Pairs, in het Engelsch peers, afkomstig van het Latijnsche pares (gelijken, omdat zij gelijk stonden in adeldom), noemt men in Frankrijk en Engeland de leden van den hoogen adel. Men kan de waardigheid van pair afleiden van den aanvang van het leenstelsel. De pairs namelijk waren aanvankelijk de kroonvazallen, die bij leenverschillen beregt werden door huns gelijken (pares curiae). Terwijl echter in Duitschland de vazallen zich tot rijksvorsten verhieven, zoodat het Duitsche Rijk in talrijke deelen gesplitst werd, bleven de Engelsche vazallen onderdanen der Kroon, weshalve bij hen de eenheid des rijks niet geschonden werd.
Daardoor ontvingen zij, als raadslieden des Konings, velerlei voorregten, welke zij op de Rijksdagen deden gelden, waaruit vervolgens het Engelsche Parlement ontstond. In de „Magna Charta, door Jan Zonder Land in 1215 verleend, werd bepaald, dat alleen met goedkeuring van den adel nieuwe belastingen mogten geheven worden, en dat de aartsbisschoppen, bisschoppen, abten, graven en aanzienlijke baronnen door brieven des Konings en de overige vazallen door ambtenaren tot bijwoning van het Parlement moesten uitgenoodigd worden.
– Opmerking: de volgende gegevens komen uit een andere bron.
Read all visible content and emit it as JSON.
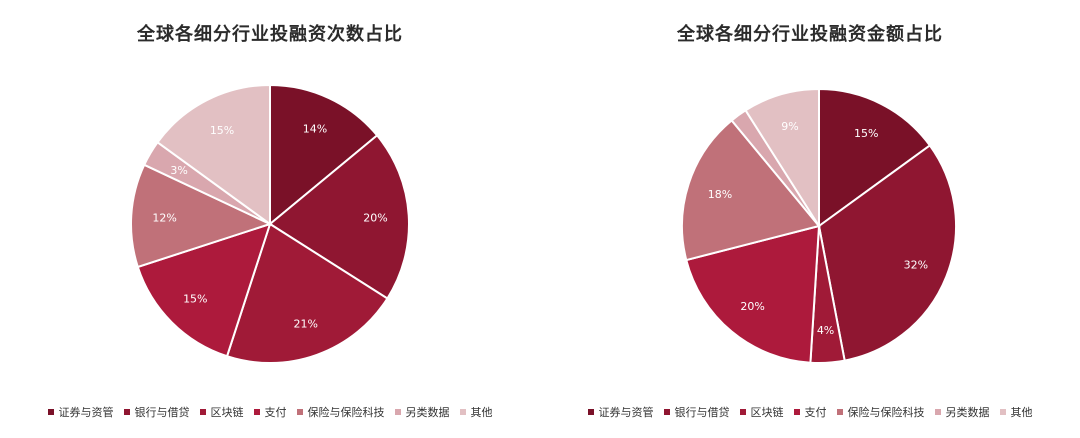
{
  "chart_data": [
    {
      "type": "pie",
      "title": "全球各细分行业投融资次数占比",
      "categories": [
        "证券与资管",
        "银行与借贷",
        "区块链",
        "支付",
        "保险与保险科技",
        "另类数据",
        "其他"
      ],
      "values": [
        14,
        20,
        21,
        15,
        12,
        3,
        15
      ],
      "labels": [
        "14%",
        "20%",
        "21%",
        "15%",
        "12%",
        "3%",
        "15%"
      ],
      "legend_position": "bottom"
    },
    {
      "type": "pie",
      "title": "全球各细分行业投融资金额占比",
      "categories": [
        "证券与资管",
        "银行与借贷",
        "区块链",
        "支付",
        "保险与保险科技",
        "另类数据",
        "其他"
      ],
      "values": [
        15,
        32,
        4,
        20,
        18,
        2,
        9
      ],
      "labels": [
        "15%",
        "32%",
        "4%",
        "20%",
        "18%",
        "",
        "9%"
      ],
      "legend_position": "bottom"
    }
  ],
  "colors": [
    "#7a1128",
    "#8f1631",
    "#a01a37",
    "#ad1a3c",
    "#c07179",
    "#d9a7ae",
    "#e2c0c3"
  ]
}
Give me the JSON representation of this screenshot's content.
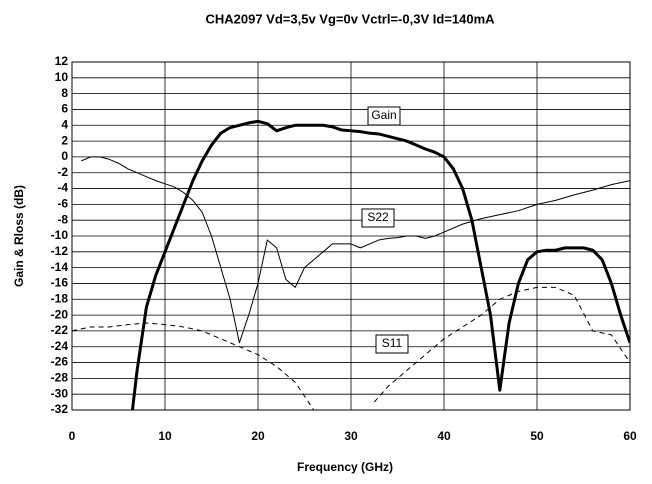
{
  "chart_data": {
    "type": "line",
    "title": "CHA2097     Vd=3,5v     Vg=0v    Vctrl=-0,3V     Id=140mA",
    "xlabel": "Frequency (GHz)",
    "ylabel": "Gain & Rloss (dB)",
    "xlim": [
      0,
      60
    ],
    "xticks": [
      0,
      10,
      20,
      30,
      40,
      50,
      60
    ],
    "ylim": [
      -32,
      12
    ],
    "yticks": [
      -32,
      -30,
      -28,
      -26,
      -24,
      -22,
      -20,
      -18,
      -16,
      -14,
      -12,
      -10,
      -8,
      -6,
      -4,
      -2,
      0,
      2,
      4,
      6,
      8,
      10,
      12
    ],
    "grid": true,
    "series": [
      {
        "name": "Gain",
        "color": "#000000",
        "x": [
          6.5,
          7,
          8,
          9,
          10,
          11,
          12,
          13,
          14,
          15,
          16,
          17,
          18,
          19,
          20,
          21,
          22,
          23,
          24,
          25,
          26,
          27,
          28,
          29,
          30,
          31,
          32,
          33,
          34,
          35,
          36,
          37,
          38,
          39,
          40,
          41,
          42,
          43,
          44,
          45,
          46,
          47,
          48,
          49,
          50,
          51,
          52,
          53,
          54,
          55,
          56,
          57,
          58,
          59,
          60
        ],
        "values": [
          -32,
          -27,
          -19,
          -15,
          -12,
          -9,
          -6,
          -3,
          -0.5,
          1.5,
          3,
          3.7,
          4,
          4.3,
          4.5,
          4.2,
          3.3,
          3.7,
          4,
          4,
          4,
          4,
          3.8,
          3.4,
          3.3,
          3.2,
          3,
          2.9,
          2.6,
          2.3,
          2,
          1.5,
          1,
          0.6,
          0,
          -1.5,
          -4,
          -8,
          -14,
          -20,
          -29.5,
          -21,
          -16,
          -13,
          -12,
          -11.8,
          -11.8,
          -11.5,
          -11.5,
          -11.5,
          -11.8,
          -13,
          -16,
          -20,
          -23.5
        ]
      },
      {
        "name": "S22",
        "color": "#000000",
        "x": [
          1,
          2,
          3,
          4,
          5,
          6,
          7,
          8,
          9,
          10,
          11,
          12,
          13,
          14,
          15,
          16,
          17,
          18,
          19,
          20,
          21,
          22,
          23,
          24,
          25,
          26,
          27,
          28,
          29,
          30,
          31,
          32,
          33,
          34,
          35,
          36,
          37,
          38,
          39,
          40,
          42,
          44,
          46,
          48,
          50,
          52,
          54,
          56,
          58,
          60
        ],
        "values": [
          -0.5,
          0,
          0,
          -0.3,
          -0.8,
          -1.5,
          -2,
          -2.5,
          -3,
          -3.4,
          -3.8,
          -4.5,
          -5.5,
          -7,
          -10,
          -14,
          -18,
          -23.5,
          -20,
          -16,
          -10.5,
          -11.5,
          -15.5,
          -16.5,
          -14,
          -13,
          -12,
          -11,
          -11,
          -11,
          -11.5,
          -11,
          -10.5,
          -10.3,
          -10.2,
          -10,
          -10,
          -10.3,
          -10,
          -9.5,
          -8.5,
          -7.8,
          -7.3,
          -6.8,
          -6,
          -5.5,
          -4.8,
          -4.2,
          -3.5,
          -3
        ]
      },
      {
        "name": "S11",
        "color": "#000000",
        "x": [
          0,
          2,
          4,
          6,
          8,
          10,
          12,
          14,
          16,
          18,
          20,
          22,
          24,
          26,
          29,
          32.5,
          34,
          36,
          38,
          40,
          42,
          44,
          46,
          48,
          50,
          52,
          54,
          56,
          58,
          60
        ],
        "values": [
          -22,
          -21.5,
          -21.5,
          -21.2,
          -21,
          -21.2,
          -21.5,
          -22,
          -23,
          -24,
          -25,
          -26.5,
          -28.5,
          -32,
          null,
          -31,
          -29,
          -27,
          -25,
          -23,
          -21.5,
          -20,
          -18,
          -17,
          -16.5,
          -16.5,
          -17.5,
          -22,
          -22.5,
          -26
        ]
      }
    ]
  }
}
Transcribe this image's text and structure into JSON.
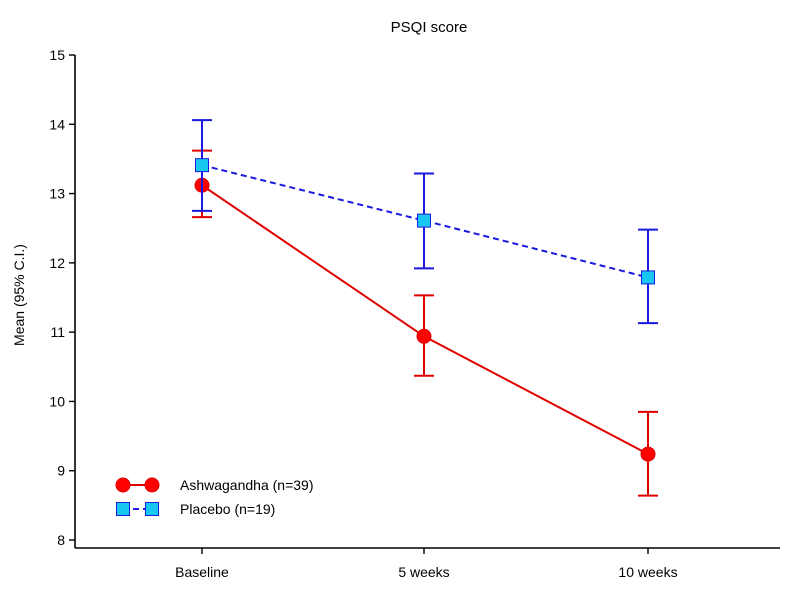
{
  "chart_data": {
    "type": "line",
    "title": "PSQI score",
    "xlabel": "",
    "ylabel": "Mean (95% C.I.)",
    "categories": [
      "Baseline",
      "5 weeks",
      "10 weeks"
    ],
    "ylim": [
      8,
      15
    ],
    "yticks": [
      8,
      9,
      10,
      11,
      12,
      13,
      14,
      15
    ],
    "grid": false,
    "legend_position": "bottom-left",
    "series": [
      {
        "name": "Ashwagandha (n=39)",
        "values": [
          13.12,
          10.94,
          9.24
        ],
        "ci_lower": [
          12.66,
          10.37,
          8.64
        ],
        "ci_upper": [
          13.62,
          11.53,
          9.85
        ],
        "color": "#e00000",
        "marker_fill": "#ff0000",
        "marker": "circle",
        "line_style": "solid"
      },
      {
        "name": "Placebo (n=19)",
        "values": [
          13.41,
          12.61,
          11.79
        ],
        "ci_lower": [
          12.75,
          11.92,
          11.13
        ],
        "ci_upper": [
          14.06,
          13.29,
          12.48
        ],
        "color": "#1a1ae0",
        "marker_fill": "#18c8f0",
        "marker": "square",
        "line_style": "dashed"
      }
    ]
  }
}
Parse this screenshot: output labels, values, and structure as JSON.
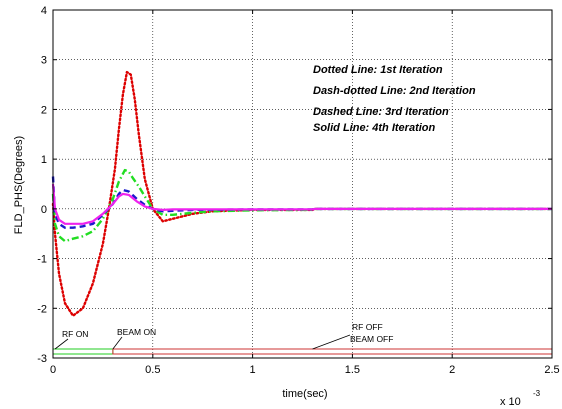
{
  "chart_data": {
    "type": "line",
    "xlabel": "time(sec)",
    "ylabel": "FLD_PHS(Degrees)",
    "x_multiplier_label": "x 10",
    "x_multiplier_exponent": "-3",
    "xlim": [
      0,
      2.5
    ],
    "ylim": [
      -3,
      4
    ],
    "xticks": [
      0,
      0.5,
      1,
      1.5,
      2,
      2.5
    ],
    "xtick_labels": [
      "0",
      "0.5",
      "1",
      "1.5",
      "2",
      "2.5"
    ],
    "yticks": [
      -3,
      -2,
      -1,
      0,
      1,
      2,
      3,
      4
    ],
    "ytick_labels": [
      "-3",
      "-2",
      "-1",
      "0",
      "1",
      "2",
      "3",
      "4"
    ],
    "grid": true,
    "legend_lines": [
      "Dotted Line: 1st Iteration",
      "Dash-dotted Line: 2nd Iteration",
      "Dashed Line: 3rd Iteration",
      "Solid Line: 4th Iteration"
    ],
    "series": [
      {
        "color": "#dd0000",
        "style": "dotted",
        "x": [
          0,
          0.01,
          0.03,
          0.06,
          0.1,
          0.15,
          0.2,
          0.25,
          0.28,
          0.31,
          0.33,
          0.35,
          0.37,
          0.39,
          0.41,
          0.43,
          0.46,
          0.5,
          0.55,
          0.6,
          0.7,
          0.8,
          1.0,
          1.3,
          1.31,
          1.5,
          2.0,
          2.5
        ],
        "y": [
          0.1,
          -0.5,
          -1.3,
          -1.9,
          -2.15,
          -2.0,
          -1.5,
          -0.7,
          0.0,
          0.8,
          1.6,
          2.3,
          2.75,
          2.7,
          2.2,
          1.5,
          0.6,
          0.0,
          -0.25,
          -0.2,
          -0.1,
          -0.05,
          -0.02,
          -0.02,
          0.0,
          0.0,
          0.0,
          0.0
        ]
      },
      {
        "color": "#22dd22",
        "style": "dashdot",
        "x": [
          0,
          0.01,
          0.03,
          0.06,
          0.1,
          0.15,
          0.2,
          0.25,
          0.3,
          0.33,
          0.36,
          0.38,
          0.4,
          0.43,
          0.46,
          0.5,
          0.55,
          0.6,
          0.7,
          0.8,
          1.0,
          1.3,
          1.31,
          1.5,
          2.0,
          2.5
        ],
        "y": [
          0.3,
          -0.3,
          -0.55,
          -0.65,
          -0.6,
          -0.55,
          -0.45,
          -0.2,
          0.2,
          0.55,
          0.78,
          0.75,
          0.62,
          0.45,
          0.25,
          0.0,
          -0.12,
          -0.12,
          -0.08,
          -0.05,
          -0.03,
          -0.02,
          0.0,
          0.0,
          0.0,
          0.0
        ]
      },
      {
        "color": "#1a1acc",
        "style": "dashed",
        "x": [
          0,
          0.01,
          0.03,
          0.06,
          0.1,
          0.15,
          0.2,
          0.25,
          0.3,
          0.33,
          0.35,
          0.38,
          0.42,
          0.46,
          0.5,
          0.55,
          0.6,
          0.7,
          1.0,
          1.3,
          1.31,
          1.5,
          2.0,
          2.5
        ],
        "y": [
          0.65,
          -0.1,
          -0.3,
          -0.38,
          -0.38,
          -0.35,
          -0.3,
          -0.12,
          0.1,
          0.3,
          0.38,
          0.35,
          0.2,
          0.08,
          0.0,
          -0.05,
          -0.04,
          -0.02,
          -0.01,
          -0.01,
          0.0,
          0.0,
          0.0,
          0.0
        ]
      },
      {
        "color": "#ee22ee",
        "style": "solid",
        "x": [
          0,
          0.01,
          0.03,
          0.06,
          0.1,
          0.15,
          0.2,
          0.25,
          0.3,
          0.33,
          0.35,
          0.38,
          0.42,
          0.46,
          0.5,
          0.55,
          0.6,
          1.0,
          1.3,
          1.31,
          1.5,
          2.0,
          2.5
        ],
        "y": [
          0.5,
          0.0,
          -0.22,
          -0.3,
          -0.3,
          -0.3,
          -0.25,
          -0.1,
          0.1,
          0.25,
          0.3,
          0.28,
          0.15,
          0.05,
          0.0,
          -0.02,
          -0.01,
          -0.01,
          -0.01,
          0.0,
          0.0,
          0.0,
          0.0
        ]
      }
    ],
    "events": [
      {
        "label": "RF ON",
        "x": 0.0
      },
      {
        "label": "BEAM ON",
        "x": 0.3
      },
      {
        "label": "RF OFF",
        "x": 1.3
      },
      {
        "label": "BEAM OFF",
        "x": 1.3
      }
    ],
    "timeline": [
      {
        "x0": 0.0,
        "x1": 0.3,
        "color": "#22cc22"
      },
      {
        "x0": 0.3,
        "x1": 2.5,
        "color": "#cc3333"
      }
    ]
  }
}
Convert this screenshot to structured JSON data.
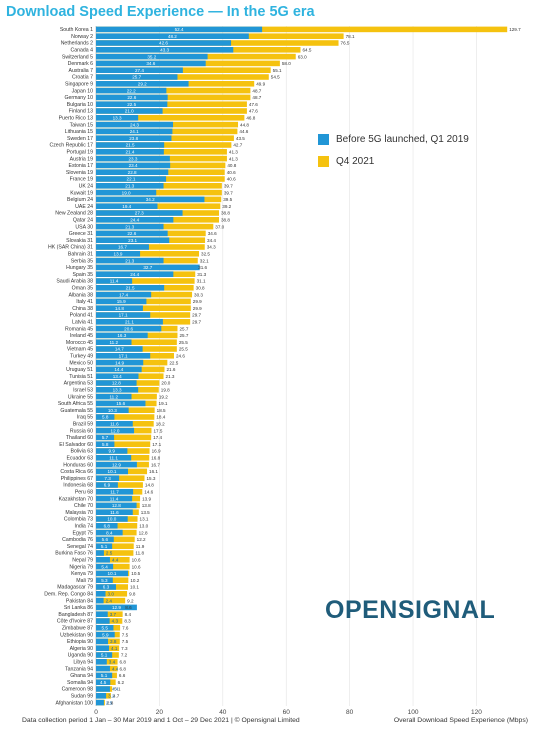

Voor ’t overige genieten de Engelsche peers, de erfelijke leden van het Hooger Huis, welke waardigheid echter ook door de Kroon kan worden verleend, onderscheidene belangrijke voorregten. — In Frankrijk voerden in de middeneeuwen twaalf aanzienlijken des Rijks den naam van pair de France, namelijk de hertogen van Bourgondië, Aquitanië en Normandië, de graven van Vlaanderen, Toulouse en Champagne en 6 geestelijke heeren. Zij droegen bij de krooning de teekenen der Koninklijke waardigheid, en hadden ten allen tijde toegang tot den Koning, alsmede zitting en stem in het Parlement en in het Koninklijk geregtshof te Parijs, — het eenige, waaraan zij zelven onderworpen waren. Later werd het aantal pairs aanmerkelijk vergroot door toekenning der waardigheid van pair, waarmede de titel van hertog verbonden was, aan prinsen van den bloede en andere aanzienlijken des Rijks.
De storm van 1789 vernietigde de waardigheid van pair, en de pogingen der Restauratie om eene pairskamer te scheppen, welke op die van Engeland geleek, droegen weinig vracht. Wél werd door de Charte Constitutionele van 4 Junij 1814 eene pairskamer ingesteld, die tevens eene regtbank voor ministers en staatsmisdadigers zou wezen, maar zij had geen invloed, dewijl de Koning eene verbazende menigte dienstwillige pairs benoemde, zoodat deze waardigheid weinig aanspraak kon maken op hooge waardéring. De Februarij-omwenteling van 1848 verving de Kamer der Pairs door een Senaat. In Duitschland worden de leden van het Heerenhuis en in ons Vaderland de leden der Eerste Kamer wel eens met den naam van „pairs” bestempeld.